Step 2: Capture All Documentation for the Environment
Again, it seems more than obvious to me that you’d want a full set of documentation for a given environment. But I’ve seen many teams attempt to analyze their benchmark results, only to discover that they have no idea what the Windows registry settings are for the server they were testing on. Did the server enable Lock Pages in Memory? Was the NIC set with Jumbo Frames?
In the same way, they may not be certain about how the SQL Server instance-wide configuration settings, tempdb configuration, user database settings, or the exact transactions running during the benchmark. Be sure to capture all of the following bits of information in a document:
- Windows configuration details, including the Windows Registry.
- Hardware configuration details, including memory, storage subsystem, CPU (including power settings and hyperthreading), NIC settings, and HBA settings.
- SQL Server configuration settings at the instance-level, database-level, and connection-level. Also be sure to catalog the sp_configure settings, as well as the sp_dboptions settings for the user database and system databases.
- The database schema, including index statistics and metadata.
- The SQL transactional workload, including an analysis to ensure that the SQL transactional workload properly stresses the right components of the system. This is an important part to validate ahead of time. I’ve encountered many teams who, upon analysis of their benchmarks, realized that they were running boatloads of SELECT statements for a benchmark of write speed. Doh!
- Full descriptions of all of the metrics and instrumentation used to monitor the benchmark.

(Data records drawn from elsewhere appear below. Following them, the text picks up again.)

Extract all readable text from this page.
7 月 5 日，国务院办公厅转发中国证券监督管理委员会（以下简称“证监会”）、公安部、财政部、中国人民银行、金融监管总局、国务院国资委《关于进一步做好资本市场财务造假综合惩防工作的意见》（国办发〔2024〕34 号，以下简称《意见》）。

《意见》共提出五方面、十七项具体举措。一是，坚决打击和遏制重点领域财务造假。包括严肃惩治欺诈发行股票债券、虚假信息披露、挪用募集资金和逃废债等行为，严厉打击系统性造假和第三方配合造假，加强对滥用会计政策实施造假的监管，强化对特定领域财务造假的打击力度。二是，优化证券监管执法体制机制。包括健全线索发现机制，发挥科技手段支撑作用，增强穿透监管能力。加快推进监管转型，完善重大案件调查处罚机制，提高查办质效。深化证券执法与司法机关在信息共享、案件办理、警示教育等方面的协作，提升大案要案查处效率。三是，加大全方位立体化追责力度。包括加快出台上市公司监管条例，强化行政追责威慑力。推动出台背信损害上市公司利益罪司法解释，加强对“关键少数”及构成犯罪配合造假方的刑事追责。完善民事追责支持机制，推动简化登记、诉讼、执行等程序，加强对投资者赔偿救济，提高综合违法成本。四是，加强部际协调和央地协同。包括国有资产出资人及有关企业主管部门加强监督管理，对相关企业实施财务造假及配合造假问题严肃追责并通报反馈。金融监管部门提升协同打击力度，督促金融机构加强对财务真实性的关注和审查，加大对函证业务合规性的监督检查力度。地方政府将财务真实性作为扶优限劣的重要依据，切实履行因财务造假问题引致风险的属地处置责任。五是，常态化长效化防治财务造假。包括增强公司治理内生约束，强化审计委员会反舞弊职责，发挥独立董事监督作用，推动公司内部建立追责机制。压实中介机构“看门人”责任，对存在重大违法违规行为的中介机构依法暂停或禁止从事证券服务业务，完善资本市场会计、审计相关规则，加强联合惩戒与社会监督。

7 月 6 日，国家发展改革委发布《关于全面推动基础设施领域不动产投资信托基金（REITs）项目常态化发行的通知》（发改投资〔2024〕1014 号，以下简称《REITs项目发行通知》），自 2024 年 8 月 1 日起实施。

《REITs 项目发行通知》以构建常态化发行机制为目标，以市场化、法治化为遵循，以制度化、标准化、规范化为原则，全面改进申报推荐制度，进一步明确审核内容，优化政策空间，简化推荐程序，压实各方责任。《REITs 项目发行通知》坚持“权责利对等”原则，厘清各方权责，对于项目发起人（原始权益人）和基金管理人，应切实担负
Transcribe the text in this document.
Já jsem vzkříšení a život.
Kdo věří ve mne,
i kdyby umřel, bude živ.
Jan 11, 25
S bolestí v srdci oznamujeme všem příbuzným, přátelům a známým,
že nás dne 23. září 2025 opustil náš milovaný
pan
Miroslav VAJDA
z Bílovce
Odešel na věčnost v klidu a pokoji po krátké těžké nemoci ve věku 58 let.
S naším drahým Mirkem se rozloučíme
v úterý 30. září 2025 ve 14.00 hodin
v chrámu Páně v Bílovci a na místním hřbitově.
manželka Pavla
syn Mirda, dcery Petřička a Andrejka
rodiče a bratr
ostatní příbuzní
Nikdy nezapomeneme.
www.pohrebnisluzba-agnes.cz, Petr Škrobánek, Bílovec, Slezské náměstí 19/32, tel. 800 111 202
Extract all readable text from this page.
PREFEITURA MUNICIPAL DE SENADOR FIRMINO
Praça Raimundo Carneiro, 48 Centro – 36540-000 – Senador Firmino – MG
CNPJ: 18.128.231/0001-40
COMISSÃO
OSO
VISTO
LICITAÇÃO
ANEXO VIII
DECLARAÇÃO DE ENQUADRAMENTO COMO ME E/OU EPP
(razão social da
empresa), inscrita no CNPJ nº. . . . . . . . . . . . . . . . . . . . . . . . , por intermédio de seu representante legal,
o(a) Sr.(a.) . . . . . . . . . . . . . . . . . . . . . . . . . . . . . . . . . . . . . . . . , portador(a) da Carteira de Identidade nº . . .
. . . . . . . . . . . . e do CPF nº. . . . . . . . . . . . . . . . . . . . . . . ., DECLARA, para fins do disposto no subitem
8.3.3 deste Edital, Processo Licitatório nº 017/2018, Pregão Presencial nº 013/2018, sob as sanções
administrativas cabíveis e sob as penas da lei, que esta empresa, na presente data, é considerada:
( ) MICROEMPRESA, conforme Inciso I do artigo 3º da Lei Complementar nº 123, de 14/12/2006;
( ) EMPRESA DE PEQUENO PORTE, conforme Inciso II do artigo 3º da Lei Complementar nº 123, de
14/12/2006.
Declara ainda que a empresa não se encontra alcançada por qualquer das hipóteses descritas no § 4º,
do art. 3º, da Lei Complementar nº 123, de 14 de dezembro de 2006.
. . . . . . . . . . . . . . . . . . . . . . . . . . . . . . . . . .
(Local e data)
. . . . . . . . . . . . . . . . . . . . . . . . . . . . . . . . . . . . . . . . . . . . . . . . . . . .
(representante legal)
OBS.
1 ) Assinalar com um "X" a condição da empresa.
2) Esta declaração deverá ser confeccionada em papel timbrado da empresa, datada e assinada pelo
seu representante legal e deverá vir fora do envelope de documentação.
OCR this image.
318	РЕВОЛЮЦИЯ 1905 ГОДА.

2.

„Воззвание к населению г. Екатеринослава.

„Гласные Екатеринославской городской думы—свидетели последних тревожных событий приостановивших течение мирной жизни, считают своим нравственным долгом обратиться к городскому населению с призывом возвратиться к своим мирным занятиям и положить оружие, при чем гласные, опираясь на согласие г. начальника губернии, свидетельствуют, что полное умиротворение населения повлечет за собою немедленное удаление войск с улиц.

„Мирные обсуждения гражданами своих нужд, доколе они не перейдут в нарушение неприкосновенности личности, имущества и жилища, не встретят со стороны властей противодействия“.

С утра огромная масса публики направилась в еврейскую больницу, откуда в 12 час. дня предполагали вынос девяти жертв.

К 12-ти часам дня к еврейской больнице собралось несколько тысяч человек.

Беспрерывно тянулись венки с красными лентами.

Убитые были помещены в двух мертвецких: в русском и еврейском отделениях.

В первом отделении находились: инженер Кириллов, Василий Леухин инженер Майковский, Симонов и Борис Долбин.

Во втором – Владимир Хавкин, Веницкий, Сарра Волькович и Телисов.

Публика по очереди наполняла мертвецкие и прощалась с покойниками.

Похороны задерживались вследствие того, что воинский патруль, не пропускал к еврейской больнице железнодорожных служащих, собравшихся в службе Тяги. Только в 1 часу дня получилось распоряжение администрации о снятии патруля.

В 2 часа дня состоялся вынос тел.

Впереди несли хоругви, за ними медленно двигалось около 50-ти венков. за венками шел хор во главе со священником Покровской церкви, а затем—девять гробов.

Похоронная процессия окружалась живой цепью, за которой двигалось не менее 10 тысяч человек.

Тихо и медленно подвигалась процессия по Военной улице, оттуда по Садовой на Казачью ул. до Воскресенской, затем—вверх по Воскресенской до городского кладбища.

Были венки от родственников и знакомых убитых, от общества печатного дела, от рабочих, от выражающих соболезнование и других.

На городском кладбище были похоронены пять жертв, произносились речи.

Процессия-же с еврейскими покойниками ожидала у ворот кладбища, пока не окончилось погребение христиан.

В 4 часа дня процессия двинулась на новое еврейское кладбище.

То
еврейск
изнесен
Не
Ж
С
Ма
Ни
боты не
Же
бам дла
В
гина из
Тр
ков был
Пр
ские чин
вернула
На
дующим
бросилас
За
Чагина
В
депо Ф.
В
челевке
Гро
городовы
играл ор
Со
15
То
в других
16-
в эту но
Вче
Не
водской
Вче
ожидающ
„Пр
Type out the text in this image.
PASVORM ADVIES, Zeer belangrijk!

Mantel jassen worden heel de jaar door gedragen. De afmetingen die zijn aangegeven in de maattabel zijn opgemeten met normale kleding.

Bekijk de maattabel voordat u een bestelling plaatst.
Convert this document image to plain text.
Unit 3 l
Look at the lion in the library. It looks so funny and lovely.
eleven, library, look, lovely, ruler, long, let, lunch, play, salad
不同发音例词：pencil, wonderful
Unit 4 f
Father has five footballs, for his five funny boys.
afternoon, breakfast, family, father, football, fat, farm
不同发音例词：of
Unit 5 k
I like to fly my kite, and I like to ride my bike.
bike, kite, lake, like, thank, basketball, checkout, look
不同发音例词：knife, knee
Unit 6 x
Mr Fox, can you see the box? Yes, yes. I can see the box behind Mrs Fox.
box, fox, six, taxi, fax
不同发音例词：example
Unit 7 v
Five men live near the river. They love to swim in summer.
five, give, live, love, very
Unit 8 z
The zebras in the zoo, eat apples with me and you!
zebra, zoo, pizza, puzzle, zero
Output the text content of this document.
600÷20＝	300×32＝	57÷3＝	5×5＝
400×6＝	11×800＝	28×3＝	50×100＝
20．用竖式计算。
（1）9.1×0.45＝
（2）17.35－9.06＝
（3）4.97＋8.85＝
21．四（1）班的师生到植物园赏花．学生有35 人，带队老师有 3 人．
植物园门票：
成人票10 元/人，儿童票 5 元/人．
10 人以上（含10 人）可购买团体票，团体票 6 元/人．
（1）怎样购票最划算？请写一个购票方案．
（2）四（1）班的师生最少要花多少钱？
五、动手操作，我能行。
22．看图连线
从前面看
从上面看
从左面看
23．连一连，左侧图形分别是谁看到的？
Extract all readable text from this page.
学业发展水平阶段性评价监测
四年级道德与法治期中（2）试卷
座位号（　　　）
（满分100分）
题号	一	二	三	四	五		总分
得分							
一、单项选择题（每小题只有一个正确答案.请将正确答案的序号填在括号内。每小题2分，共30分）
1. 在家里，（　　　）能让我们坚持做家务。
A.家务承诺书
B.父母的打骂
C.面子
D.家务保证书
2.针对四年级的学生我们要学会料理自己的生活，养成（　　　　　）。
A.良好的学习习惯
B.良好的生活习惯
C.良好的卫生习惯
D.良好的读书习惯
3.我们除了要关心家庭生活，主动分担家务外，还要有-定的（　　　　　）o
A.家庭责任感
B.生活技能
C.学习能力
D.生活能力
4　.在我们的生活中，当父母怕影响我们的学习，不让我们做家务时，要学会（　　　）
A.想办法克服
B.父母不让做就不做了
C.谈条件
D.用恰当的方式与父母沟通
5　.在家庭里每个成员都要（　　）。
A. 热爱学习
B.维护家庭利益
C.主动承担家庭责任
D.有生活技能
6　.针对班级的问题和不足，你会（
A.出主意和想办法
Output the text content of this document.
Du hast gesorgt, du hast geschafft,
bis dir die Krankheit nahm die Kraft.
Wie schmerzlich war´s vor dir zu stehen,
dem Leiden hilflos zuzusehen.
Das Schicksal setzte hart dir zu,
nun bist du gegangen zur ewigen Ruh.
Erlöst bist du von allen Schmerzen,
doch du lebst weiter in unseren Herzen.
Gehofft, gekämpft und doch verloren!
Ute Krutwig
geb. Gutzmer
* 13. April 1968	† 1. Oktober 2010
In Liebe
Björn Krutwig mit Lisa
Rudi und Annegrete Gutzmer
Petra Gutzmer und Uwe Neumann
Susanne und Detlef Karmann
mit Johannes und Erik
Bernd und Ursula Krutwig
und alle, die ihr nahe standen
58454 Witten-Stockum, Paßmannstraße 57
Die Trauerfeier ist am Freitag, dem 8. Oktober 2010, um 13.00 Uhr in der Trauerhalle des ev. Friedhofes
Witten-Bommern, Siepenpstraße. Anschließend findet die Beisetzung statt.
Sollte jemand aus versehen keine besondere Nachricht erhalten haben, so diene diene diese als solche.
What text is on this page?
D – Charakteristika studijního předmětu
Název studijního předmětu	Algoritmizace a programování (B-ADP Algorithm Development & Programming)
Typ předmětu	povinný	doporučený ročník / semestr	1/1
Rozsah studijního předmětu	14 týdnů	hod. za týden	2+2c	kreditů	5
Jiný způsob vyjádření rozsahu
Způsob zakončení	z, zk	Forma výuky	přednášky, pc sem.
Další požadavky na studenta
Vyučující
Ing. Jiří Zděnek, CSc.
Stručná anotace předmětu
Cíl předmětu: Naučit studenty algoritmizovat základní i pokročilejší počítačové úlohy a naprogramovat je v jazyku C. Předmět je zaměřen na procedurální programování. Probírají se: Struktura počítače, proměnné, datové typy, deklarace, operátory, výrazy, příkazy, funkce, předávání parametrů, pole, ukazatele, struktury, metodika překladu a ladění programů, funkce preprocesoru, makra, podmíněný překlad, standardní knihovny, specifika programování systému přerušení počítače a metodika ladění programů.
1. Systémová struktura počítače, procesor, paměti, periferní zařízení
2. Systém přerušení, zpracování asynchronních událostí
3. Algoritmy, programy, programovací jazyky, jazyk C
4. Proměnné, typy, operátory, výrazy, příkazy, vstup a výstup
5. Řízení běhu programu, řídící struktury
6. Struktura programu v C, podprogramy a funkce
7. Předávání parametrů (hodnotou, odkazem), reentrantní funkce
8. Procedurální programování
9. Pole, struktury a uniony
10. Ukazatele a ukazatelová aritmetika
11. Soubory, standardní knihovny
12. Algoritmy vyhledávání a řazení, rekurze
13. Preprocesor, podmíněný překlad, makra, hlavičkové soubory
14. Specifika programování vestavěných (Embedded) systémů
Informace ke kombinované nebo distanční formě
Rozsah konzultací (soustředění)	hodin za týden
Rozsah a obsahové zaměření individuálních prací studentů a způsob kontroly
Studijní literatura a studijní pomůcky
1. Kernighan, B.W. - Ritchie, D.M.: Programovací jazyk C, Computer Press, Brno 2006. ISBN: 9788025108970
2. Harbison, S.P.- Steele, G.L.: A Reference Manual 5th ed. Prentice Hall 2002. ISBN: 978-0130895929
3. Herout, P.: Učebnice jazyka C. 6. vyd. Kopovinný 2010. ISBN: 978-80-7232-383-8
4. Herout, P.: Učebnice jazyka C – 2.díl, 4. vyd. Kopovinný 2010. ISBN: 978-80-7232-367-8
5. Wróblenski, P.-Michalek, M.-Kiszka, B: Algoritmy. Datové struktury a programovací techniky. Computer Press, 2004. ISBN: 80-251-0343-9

One other element that is often overlooked in a benchmarking document is a clearly defined goal statement. The goal statement tells why the benchmark is needed and the hypothesis that it is designed to test. (Note that you should only be testing one hypothesis at a time!) The benchmark goal statement, like a corporate mission statement, helps the team focus priorities and punt on activities that are useful, but don’t help accomplish the goal.
Again, the documentation should be evaluated against the benchmark goal statement to be ensure that they all mesh properly. For example, your description of the metrics collected is worth double checking. If you’re performing a benchmark to ensure that 1,000 users can happily work simultaneously, you should collect not only performance metrics but also information about locking, blocking, and deadlocking.
Step 3: Create a Test Plan in Step-by-Step Detail
The test plan should essentially be a paper representation of everything that the physical test will encompass. It should walk through the test in step-by-step detail describing when and how:
- The work load is invoked and scaled.
- The performance metrics are collected and stored.
- How long the test should run and when the test is considered complete.
- How to respond to failures or new test runs.
- Who is the test lead and who makes the call to abort a long-running test.
The last step is especially important. For example, let’s say a specific benchmark has been running for two hours when it appears to be having some problems. Who’s going to give the order to stop the test, recalibrate, and then restart it? And once that order has been given, who will you go about recalibrating everything in the test to ensure a consistent result set? Will you restore a VM as a “blank slate” for the test server or perhaps just restore a specific database? Will you reboot all servers between tests, or cycle SQL Server, or perhaps just flush the caches and performance metrics counters and then restart the test?
In summary, you’re ready for a real benchmark after you’ve isolated your environment, documented the parameters of the benchmark, and written the test (and retest) plan. In the next couple of columns, I’ll tell you about free benchmarking tools that can help you generate a scalable workload on your database servers.